3.2. Characteristic distribution of amplification curves

The distribution of the amplification plots from all isolates revealed that classification of isolates as RIF-susceptible or –resistant required careful observation. First, despite placing “103M. tuberculosis genomes per qPCR well, there were variations in the amplification signal efficiency between isolates that could lead to difficulties in comparing the amplification curves of each isolate with the reference strain. Second, the signal efficiency was slightly variable between the five beacons for the reference strain CDC1551: consistently stronger for beacon A, and weaker for B and E (Fig 1A and S2). Third, the amplification curves from the experimental isolates behaved in one of three ways when compared to CDC1551 (Fig. 1A): i) Ct similar to the reference strain (wild-type; Fig. 1B), ii) no Ct value for at least one beacon when the curve did not reach the threshold value (Fig. 1C), indicating a mutation in the sequence covered by that beacon in nearly 100% of the M. tuberculosis cells, or iii) at least one beacon with detectable but “clearly higher” Ct than that for CDC1551 (Fig. 1D), suggesting a possible mixture of wild type (mixed RIF-susceptible) and mutant (RIF-resistant) bacteria for the sequence covered by that molecular beacon. Twenty eight of the 51 mutant isolates fell into this category (data not shown). This was particularly common for beacon E, where 15/16 isolates with mutations in this region had a detectable Ct.
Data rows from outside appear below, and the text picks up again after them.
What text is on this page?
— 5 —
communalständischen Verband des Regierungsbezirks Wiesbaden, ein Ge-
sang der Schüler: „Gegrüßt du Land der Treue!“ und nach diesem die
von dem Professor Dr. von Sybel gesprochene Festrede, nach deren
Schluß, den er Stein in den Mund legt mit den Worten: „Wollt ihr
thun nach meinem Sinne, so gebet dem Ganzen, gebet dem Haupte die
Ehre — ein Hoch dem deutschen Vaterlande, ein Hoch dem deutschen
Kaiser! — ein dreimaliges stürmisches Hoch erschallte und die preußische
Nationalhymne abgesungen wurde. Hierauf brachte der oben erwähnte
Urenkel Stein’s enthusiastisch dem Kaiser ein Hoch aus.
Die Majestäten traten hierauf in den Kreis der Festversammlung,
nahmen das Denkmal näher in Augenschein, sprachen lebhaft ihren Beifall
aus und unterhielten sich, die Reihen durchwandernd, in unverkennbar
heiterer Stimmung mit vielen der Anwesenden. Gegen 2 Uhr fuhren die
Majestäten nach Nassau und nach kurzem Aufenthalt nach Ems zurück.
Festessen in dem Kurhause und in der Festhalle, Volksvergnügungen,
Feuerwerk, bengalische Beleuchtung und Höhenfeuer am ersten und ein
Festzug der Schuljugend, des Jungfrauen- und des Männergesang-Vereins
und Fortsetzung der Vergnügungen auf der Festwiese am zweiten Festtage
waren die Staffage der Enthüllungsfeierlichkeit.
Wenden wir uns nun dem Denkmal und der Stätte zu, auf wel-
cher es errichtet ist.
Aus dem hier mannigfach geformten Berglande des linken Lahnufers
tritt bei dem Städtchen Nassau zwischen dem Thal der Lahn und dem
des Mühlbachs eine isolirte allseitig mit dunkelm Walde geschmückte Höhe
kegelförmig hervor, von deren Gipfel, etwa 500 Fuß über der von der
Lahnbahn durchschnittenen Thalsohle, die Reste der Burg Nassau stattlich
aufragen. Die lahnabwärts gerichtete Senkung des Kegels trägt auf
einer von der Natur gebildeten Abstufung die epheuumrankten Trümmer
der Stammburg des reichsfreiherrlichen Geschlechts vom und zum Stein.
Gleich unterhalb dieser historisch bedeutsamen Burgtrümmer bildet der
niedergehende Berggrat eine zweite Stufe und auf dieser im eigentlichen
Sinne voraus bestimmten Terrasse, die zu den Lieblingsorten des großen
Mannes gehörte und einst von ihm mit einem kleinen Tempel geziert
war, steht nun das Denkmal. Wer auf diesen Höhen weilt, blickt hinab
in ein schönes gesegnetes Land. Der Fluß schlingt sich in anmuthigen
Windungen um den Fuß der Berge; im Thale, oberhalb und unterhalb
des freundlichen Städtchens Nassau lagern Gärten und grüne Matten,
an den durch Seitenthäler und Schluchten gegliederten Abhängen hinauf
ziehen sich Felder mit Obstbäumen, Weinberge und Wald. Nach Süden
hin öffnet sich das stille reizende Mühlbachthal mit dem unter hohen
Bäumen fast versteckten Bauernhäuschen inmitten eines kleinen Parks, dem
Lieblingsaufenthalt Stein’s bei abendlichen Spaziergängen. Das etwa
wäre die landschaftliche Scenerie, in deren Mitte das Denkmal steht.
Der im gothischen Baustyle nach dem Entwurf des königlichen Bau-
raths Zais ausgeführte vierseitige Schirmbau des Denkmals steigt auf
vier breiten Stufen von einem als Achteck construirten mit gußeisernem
These observations led us to the realization that beacon interpretation by visual inspection could be compromised by inherent bias of the reader, particularly for isolates with higher but detectable Ct compared to the wild-type. This was supported after four volunteers (two with qPCR experience and two without) were given a guide to detect mutations using molecular beacon qPCR, and asked to record their interpretation of the amplification plots from all the isolates evaluated in this study (Table S1). All their misclassifications were for isolates that had at least one beacon with detectable Ct. The most frequent discordance between readers was for beacon E.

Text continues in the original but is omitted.